Huang Songming, Zhang Aihua, Ding Guixia, Chen Ronghua
Department of Nephrology, Nanjing Children's Hospital, Nanjing Medical Univ., Nanjing, China.
Am J Physiol Renal Physiol. 2009 Jun;296(6):F1323-33. doi: 10.1152/ajprenal.90428.2008. Epub 2009 Apr 1.

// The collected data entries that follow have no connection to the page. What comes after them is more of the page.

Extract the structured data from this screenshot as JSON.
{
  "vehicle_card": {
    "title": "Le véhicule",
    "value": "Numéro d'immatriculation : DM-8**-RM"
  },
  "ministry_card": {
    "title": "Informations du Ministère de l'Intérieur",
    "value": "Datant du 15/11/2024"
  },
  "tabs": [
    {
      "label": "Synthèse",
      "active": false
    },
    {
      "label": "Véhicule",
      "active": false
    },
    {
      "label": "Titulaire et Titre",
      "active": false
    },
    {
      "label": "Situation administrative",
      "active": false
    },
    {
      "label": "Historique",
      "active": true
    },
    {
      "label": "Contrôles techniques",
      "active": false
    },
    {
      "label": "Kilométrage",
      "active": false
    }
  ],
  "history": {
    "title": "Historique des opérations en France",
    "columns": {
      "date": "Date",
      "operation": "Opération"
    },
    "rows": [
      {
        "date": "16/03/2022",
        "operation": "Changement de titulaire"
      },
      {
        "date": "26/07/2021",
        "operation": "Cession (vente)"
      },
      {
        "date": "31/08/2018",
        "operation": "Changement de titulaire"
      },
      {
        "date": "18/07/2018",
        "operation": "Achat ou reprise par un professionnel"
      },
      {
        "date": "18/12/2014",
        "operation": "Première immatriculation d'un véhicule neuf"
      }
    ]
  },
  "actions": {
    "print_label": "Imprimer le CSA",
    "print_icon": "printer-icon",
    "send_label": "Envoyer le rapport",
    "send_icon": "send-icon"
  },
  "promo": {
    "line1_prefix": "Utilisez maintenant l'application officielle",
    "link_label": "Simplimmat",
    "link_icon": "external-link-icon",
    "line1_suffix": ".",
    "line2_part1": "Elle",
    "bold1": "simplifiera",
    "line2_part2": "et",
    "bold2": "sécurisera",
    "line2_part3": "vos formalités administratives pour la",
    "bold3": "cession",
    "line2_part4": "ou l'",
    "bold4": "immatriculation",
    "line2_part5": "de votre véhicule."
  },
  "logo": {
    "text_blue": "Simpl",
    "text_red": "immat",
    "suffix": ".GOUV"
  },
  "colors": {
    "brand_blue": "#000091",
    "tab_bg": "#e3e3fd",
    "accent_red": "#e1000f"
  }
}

Aldosterone (Aldo) stimulates glomerular mesangial cell (MC) proliferation, in part, through an ERK1/2-dependent pathway. In this study, we examined whether Aldo activation of ERK1/2 in MC is mediated through redox-dependent EGF receptor (EGFR) transactivation, as well as the involvement of other signaling mechanisms in Aldo-induced MC proliferation. Aldo increased human MC proliferation, as determined by [(3)H]thymidine incorporation and cell counts. This increase in proliferation was blocked by inhibition of the mineralocorticoid receptor (MR). Continuing our observations downstream in the signaling pathway, we examined the ability of Aldo to activate both the Ras/MAPK and the PI3K signaling pathways. Aldo increased Ki-RasA and Ki-RasA:GTP levels, and sequentially phosphorylated c-Raf, MAPK kinase (MEK1/2), and ERK1/2. Ki-RasA small interfering RNA (siRNA), the c-Raf inhibitor GW5074, and the MEK1/2 inhibitor PD98059 reduced Aldo-induced cell proliferation by approximately 65%. Aldo also increased phosphorylation of PI3K, Akt, the mammalian target of rapamycin (mTOR), and the 70-kDa ribosomal S6 kinase (p70S6K1). Inhibition of the PI3K pathways by the selective PI3K inhibitor LY 294002, an Akt inhibitor, or the mTOR inhibitor rapamycin reduced cell proliferation by 51%. Combining LY 294002 and PD98059 completely blocked Aldo-induced MC proliferation. Next, we confirmed that Aldo exerts its effect on MAPK and PI3K activation, as well as on cell proliferation, by activating the EGFR. Pretreatment with the EGFR antagonist AG1478 inhibited MC proliferation, as well as the activation of Ras/MAPK and PI3K/Akt, suggesting that Ras/MAPK and PI3K/Akt activation occur downstream of EGFR activation. Finally, we examined the role of reactive oxygen species (ROS) in Aldo-induced transactivation of the EGFR. Aldo-induced ROS were predominantly generated by mitochondria. Pretreatment with the antioxidant N-acetyl-l-cysteine, catalase, SOD, mitochondrial respiratory chain complex I inhibitor rotenone (Rot), NADPH oxidase inhibitor apocynin, and DPI significantly inhibited Aldo-stimulated MC proliferation as well as EGFR transactivation. However, Rot reduced MC proliferation more potently than apocynin and DPI. In conclusion, Aldo stimulated cell proliferation through MR-mediated, redox-sensitive EGFR transactivation, which was dependent on the Ki-RasA/c-Raf/MEK/ERK and PI3K/Akt/mTOR/p70S6K1 signaling pathways in human MCs.
醛固酮(Aldo)部分通过细胞外信号调节激酶1/2(ERK1/2)依赖的途径刺激肾小球系膜细胞(MC)增殖。在本研究中,我们检测了醛固酮在MC中对ERK1/2的激活是否通过氧化还原依赖的表皮生长因子受体(EGFR)转活化介导,以及其他信号机制在醛固酮诱导的MC增殖中的作用。通过[³H]胸腺嘧啶核苷掺入和细胞计数测定,醛固酮增加了人MC增殖。这种增殖的增加被盐皮质激素受体(MR)的抑制所阻断。在信号通路中继续我们的观察,我们检测了醛固酮激活Ras/丝裂原活化蛋白激酶(MAPK)和磷脂酰肌醇-3激酶(PI3K)信号通路的能力。醛固酮增加了Ki-RasA和Ki-RasA:GTP水平,并依次磷酸化c-Raf、丝裂原活化蛋白激酶激酶(MEK1/2)和ERK1/2。Ki-RasA小干扰RNA(siRNA)、c-Raf抑制剂GW5074和MEK1/2抑制剂PD98059使醛固酮诱导的细胞增殖减少了约65%。醛固酮还增加了PI3K、蛋白激酶B(Akt)、雷帕霉素靶蛋白(mTOR)和70 kDa核糖体S6激酶(p70S6K1)的磷酸化。选择性PI3K抑制剂LY 294002、Akt抑制剂或mTOR抑制剂雷帕霉素对PI3K通路的抑制使细胞增殖减少了51%。联合使用LY 294002和PD98059完全阻断了醛固酮诱导的MC增殖。接下来,我们证实醛固酮通过激活EGFR对MAPK和PI3K激活以及细胞增殖发挥作用。用EGFR拮抗剂AG1478预处理可抑制MC增殖以及Ras/MAPK和PI3K/Akt的激活,这表明Ras/MAPK和PI3K/Akt激活发生在EGFR激活的下游。最后,我们检测了活性氧(ROS)在醛固酮诱导的EGFR转活化中的作用。醛固酮诱导的ROS主要由线粒体产生。用抗氧化剂N-乙酰-L-半胱氨酸、过氧化氢酶、超氧化物歧化酶(SOD)、线粒体呼吸链复合体I抑制剂鱼藤酮(Rot)、烟酰胺腺嘌呤二核苷酸磷酸(NADPH)氧化酶抑制剂阿朴吗啡和二苯基碘(DPI)预处理可显著抑制醛固酮刺激的MC增殖以及EGFR转活化。然而,Rot比阿朴吗啡和DPI更有效地降低了MC增殖。总之,醛固酮通过MR介导的、氧化还原敏感的EGFR转活化刺激细胞增殖,这依赖于人MC中的Ki-RasA/c-Raf/MEK/ERK和PI3K/Akt/mTOR/p70S6K1信号通路。